There is a lot to get through today my friends. What a week huh? I can't believe everything that has happened.
I have to admit that today's blog is difficult to write. Perhaps because I'm trying to actually put some thought into it before I type down my thoughts. Why do I even go through this exercise? I'm not a writer. I'm not a columnist. I don't think I even can say that I'm a pundit on any issue.
I guess it's because I don't take any of this very seriously. It's an outlet - most of the day I'm often on the phone trying to set appointments, or following up on opened business, or even studying to keep up-to-date on all the latest changes in the financial industry.

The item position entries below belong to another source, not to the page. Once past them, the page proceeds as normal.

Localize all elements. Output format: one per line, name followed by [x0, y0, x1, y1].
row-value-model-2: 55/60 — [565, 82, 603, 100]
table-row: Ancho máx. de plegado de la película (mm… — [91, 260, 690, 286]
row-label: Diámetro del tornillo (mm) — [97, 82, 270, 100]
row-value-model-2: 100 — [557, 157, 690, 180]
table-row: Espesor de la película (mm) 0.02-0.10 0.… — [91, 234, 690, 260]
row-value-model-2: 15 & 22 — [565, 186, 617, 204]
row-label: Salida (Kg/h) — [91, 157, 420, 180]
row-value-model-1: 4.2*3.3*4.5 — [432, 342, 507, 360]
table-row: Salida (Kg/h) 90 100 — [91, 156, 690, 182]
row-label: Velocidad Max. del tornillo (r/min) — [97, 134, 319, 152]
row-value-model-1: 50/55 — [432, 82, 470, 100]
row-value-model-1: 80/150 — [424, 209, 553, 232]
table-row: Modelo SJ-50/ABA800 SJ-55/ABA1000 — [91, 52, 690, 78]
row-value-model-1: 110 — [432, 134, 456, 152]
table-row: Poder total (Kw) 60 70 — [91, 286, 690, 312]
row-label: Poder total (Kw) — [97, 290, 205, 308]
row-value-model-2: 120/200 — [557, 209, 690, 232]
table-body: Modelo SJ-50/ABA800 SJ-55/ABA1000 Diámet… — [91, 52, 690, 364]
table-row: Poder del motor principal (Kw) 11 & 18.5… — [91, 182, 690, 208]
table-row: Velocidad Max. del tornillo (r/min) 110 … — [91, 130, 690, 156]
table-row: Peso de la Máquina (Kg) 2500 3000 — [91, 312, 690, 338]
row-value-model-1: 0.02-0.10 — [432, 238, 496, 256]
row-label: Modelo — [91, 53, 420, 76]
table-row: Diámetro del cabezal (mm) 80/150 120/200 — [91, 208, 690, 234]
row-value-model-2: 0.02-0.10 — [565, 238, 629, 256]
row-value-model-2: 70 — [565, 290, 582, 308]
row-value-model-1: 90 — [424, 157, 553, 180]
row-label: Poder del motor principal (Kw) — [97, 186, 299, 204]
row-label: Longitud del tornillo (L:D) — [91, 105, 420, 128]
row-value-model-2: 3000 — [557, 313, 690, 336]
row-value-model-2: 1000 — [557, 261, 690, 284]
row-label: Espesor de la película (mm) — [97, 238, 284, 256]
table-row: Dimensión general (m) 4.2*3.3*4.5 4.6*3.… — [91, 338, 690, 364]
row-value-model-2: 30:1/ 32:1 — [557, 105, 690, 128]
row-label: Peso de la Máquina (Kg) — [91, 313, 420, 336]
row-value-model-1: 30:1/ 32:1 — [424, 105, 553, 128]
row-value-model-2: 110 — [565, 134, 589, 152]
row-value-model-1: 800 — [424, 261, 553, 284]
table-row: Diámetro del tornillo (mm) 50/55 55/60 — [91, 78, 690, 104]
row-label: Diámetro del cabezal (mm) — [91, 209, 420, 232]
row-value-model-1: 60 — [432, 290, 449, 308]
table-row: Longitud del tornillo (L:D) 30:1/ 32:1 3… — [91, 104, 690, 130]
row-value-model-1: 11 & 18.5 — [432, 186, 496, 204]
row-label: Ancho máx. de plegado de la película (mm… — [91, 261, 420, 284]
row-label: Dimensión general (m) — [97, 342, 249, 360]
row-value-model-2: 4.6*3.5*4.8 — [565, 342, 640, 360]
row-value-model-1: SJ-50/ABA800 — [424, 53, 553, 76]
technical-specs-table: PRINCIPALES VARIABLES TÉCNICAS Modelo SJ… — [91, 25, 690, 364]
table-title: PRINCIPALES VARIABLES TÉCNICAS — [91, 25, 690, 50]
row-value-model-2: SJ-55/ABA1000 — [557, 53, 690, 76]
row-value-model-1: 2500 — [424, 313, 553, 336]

The problem today is - I'm not feeling rather creative. I chalk it up to being Friday -the end of a long week. So here are two incidents that happened this week that I will report on.

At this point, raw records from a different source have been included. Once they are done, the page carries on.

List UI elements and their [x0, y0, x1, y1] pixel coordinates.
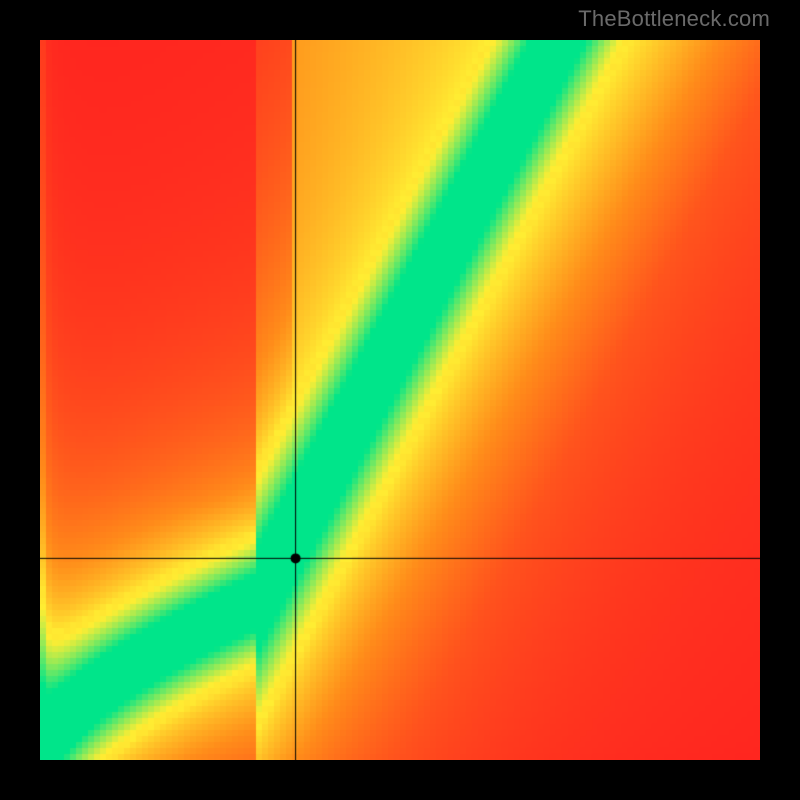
plot-area — [40, 40, 760, 760]
bottleneck-heatmap — [40, 40, 760, 760]
chart-outer: TheBottleneck.com — [0, 0, 800, 800]
watermark-text: TheBottleneck.com — [578, 6, 770, 32]
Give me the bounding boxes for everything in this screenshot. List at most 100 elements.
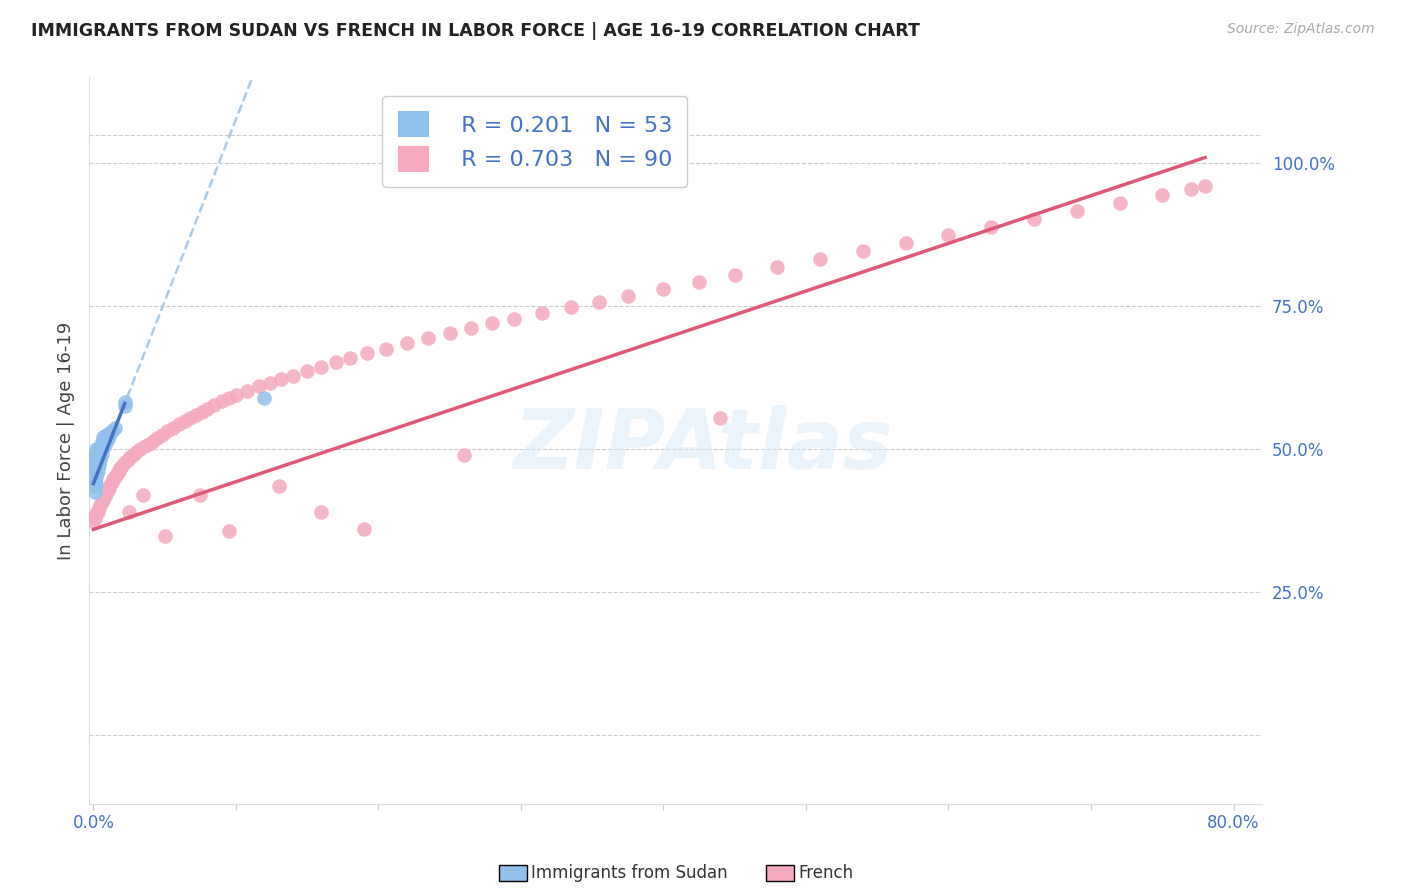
Point [588, 294, 610, 309]
Point [184, 408, 207, 422]
Point [167, 417, 190, 431]
Point [82, 454, 104, 468]
Point [460, 321, 482, 335]
Point [247, 379, 270, 393]
Point [110, 460, 132, 475]
Point [83, 479, 105, 493]
Point [96, 428, 118, 442]
Point [97, 432, 120, 446]
Point [108, 464, 131, 478]
Point [211, 393, 233, 408]
Point [98, 428, 121, 442]
Point [150, 428, 173, 442]
Text: Immigrants from Sudan: Immigrants from Sudan [531, 864, 728, 882]
Point [129, 442, 152, 457]
Point [107, 465, 129, 479]
Point [86, 443, 108, 458]
Point [114, 399, 136, 413]
Point [96, 433, 118, 447]
Point [153, 529, 176, 543]
Point [980, 220, 1002, 235]
Point [101, 475, 124, 490]
Point [91, 430, 114, 444]
Point [1180, 182, 1202, 196]
Point [122, 448, 145, 462]
Text: Source: ZipAtlas.com: Source: ZipAtlas.com [1227, 22, 1375, 37]
Point [173, 414, 195, 428]
Point [98, 481, 121, 495]
Point [179, 410, 201, 425]
Point [86, 505, 108, 519]
Point [91, 441, 114, 455]
Point [91, 492, 114, 507]
Point [395, 335, 418, 350]
Point [1194, 179, 1216, 194]
Point [709, 410, 731, 425]
Point [84, 442, 107, 457]
Point [1152, 188, 1174, 202]
Point [117, 452, 139, 467]
Point [100, 477, 122, 491]
Point [356, 346, 378, 360]
Text: IMMIGRANTS FROM SUDAN VS FRENCH IN LABOR FORCE | AGE 16-19 CORRELATION CHART: IMMIGRANTS FROM SUDAN VS FRENCH IN LABOR… [31, 22, 920, 40]
Point [418, 331, 440, 345]
Point [84, 507, 107, 521]
Point [132, 488, 155, 502]
Point [84, 447, 107, 461]
Point [114, 395, 136, 409]
Point [83, 447, 105, 461]
Point [688, 275, 710, 289]
Point [87, 447, 110, 461]
Point [84, 469, 107, 483]
Legend:   R = 0.201   N = 53,   R = 0.703   N = 90: R = 0.201 N = 53, R = 0.703 N = 90 [382, 95, 688, 187]
Point [84, 456, 107, 470]
Point [83, 511, 105, 525]
Point [96, 487, 118, 501]
Point [90, 435, 112, 450]
Point [97, 483, 120, 498]
Point [93, 428, 115, 442]
Point [311, 359, 333, 374]
Point [894, 236, 917, 251]
Point [84, 476, 107, 491]
Point [90, 447, 112, 461]
Point [339, 351, 361, 365]
Point [83, 459, 105, 474]
Point [270, 372, 292, 386]
Point [90, 495, 112, 509]
Point [481, 317, 503, 331]
Point [104, 420, 127, 434]
Point [120, 450, 142, 465]
Point [617, 289, 640, 303]
Point [146, 431, 169, 445]
Point [190, 405, 212, 419]
Point [86, 459, 108, 474]
Point [93, 438, 115, 452]
Point [439, 326, 461, 340]
Point [281, 369, 304, 384]
Point [84, 465, 107, 479]
Point [83, 474, 105, 488]
Point [374, 342, 396, 356]
Point [84, 451, 107, 466]
Point [105, 468, 128, 483]
Point [218, 524, 240, 538]
Point [138, 436, 160, 450]
Point [83, 450, 105, 465]
Point [502, 311, 524, 326]
Point [204, 398, 226, 412]
Point [101, 424, 124, 438]
Point [766, 260, 789, 275]
Point [114, 455, 136, 469]
Y-axis label: In Labor Force | Age 16-19: In Labor Force | Age 16-19 [58, 322, 75, 560]
Point [82, 459, 104, 474]
Point [89, 452, 111, 467]
Point [188, 488, 211, 502]
Point [295, 364, 318, 378]
Point [111, 459, 134, 474]
Point [89, 441, 111, 455]
Point [125, 445, 148, 459]
Point [652, 282, 675, 296]
Point [89, 499, 111, 513]
Point [1066, 204, 1088, 219]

Amber came home yesterday and told me about an experience while at work. She was dropping off some information to this guy in charge of materials or maintenance, I'm not entirely sure; I had in my mind an older gentleman who resembles Creed from the television show: The Office.
Scene - Hallway of RurAL CAP office building. Mid-Afternoon. Amber stands before a closed office door, Amber knocks on the door:
Creed: Come in.
Amber enters office.
Interior slightly messy office, that smells of lemon seed and flax oil. Creed, sitting behind desk, rotates pleather office chair to reveal that he is exercising his inner thighs with the Thighmaster, and continues to do so in front of Amber.

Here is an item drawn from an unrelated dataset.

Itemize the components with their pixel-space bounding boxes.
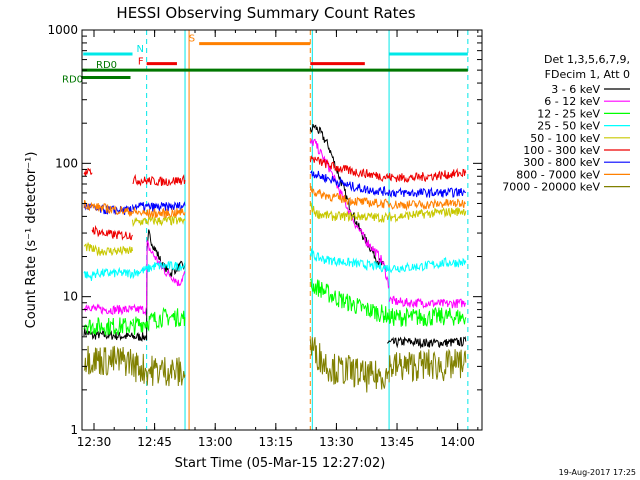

Amber (thinking): Maintain eye contact, look out his window: Creed, in order for me to fulfill the order for our Napaskiak region, I need form 829.
Creed: Not a problem. Sets down thigh-master. Walk to bookshelf and gets form. Takes form to Amber.
Creed: You know - you are one attractive woman.
That's all - Amber then left creepy guy.
Earlier in the day: I'm at my office and need to take care of some business. As soon as I step out of the mensroom, I am greeted by a lady from one of the other offices in the building. She says to me.
Lady: Do you notice a strange smell?
I look at her with a look as did you really just ask me that? Then I glance down at my book, then back at the mensroom door, and point back to the mensroom door with my book and say: I certainly hope not.
Lady: It smells like fumes or something.
Bob: It's quite possible.
Then we both walk away from each other.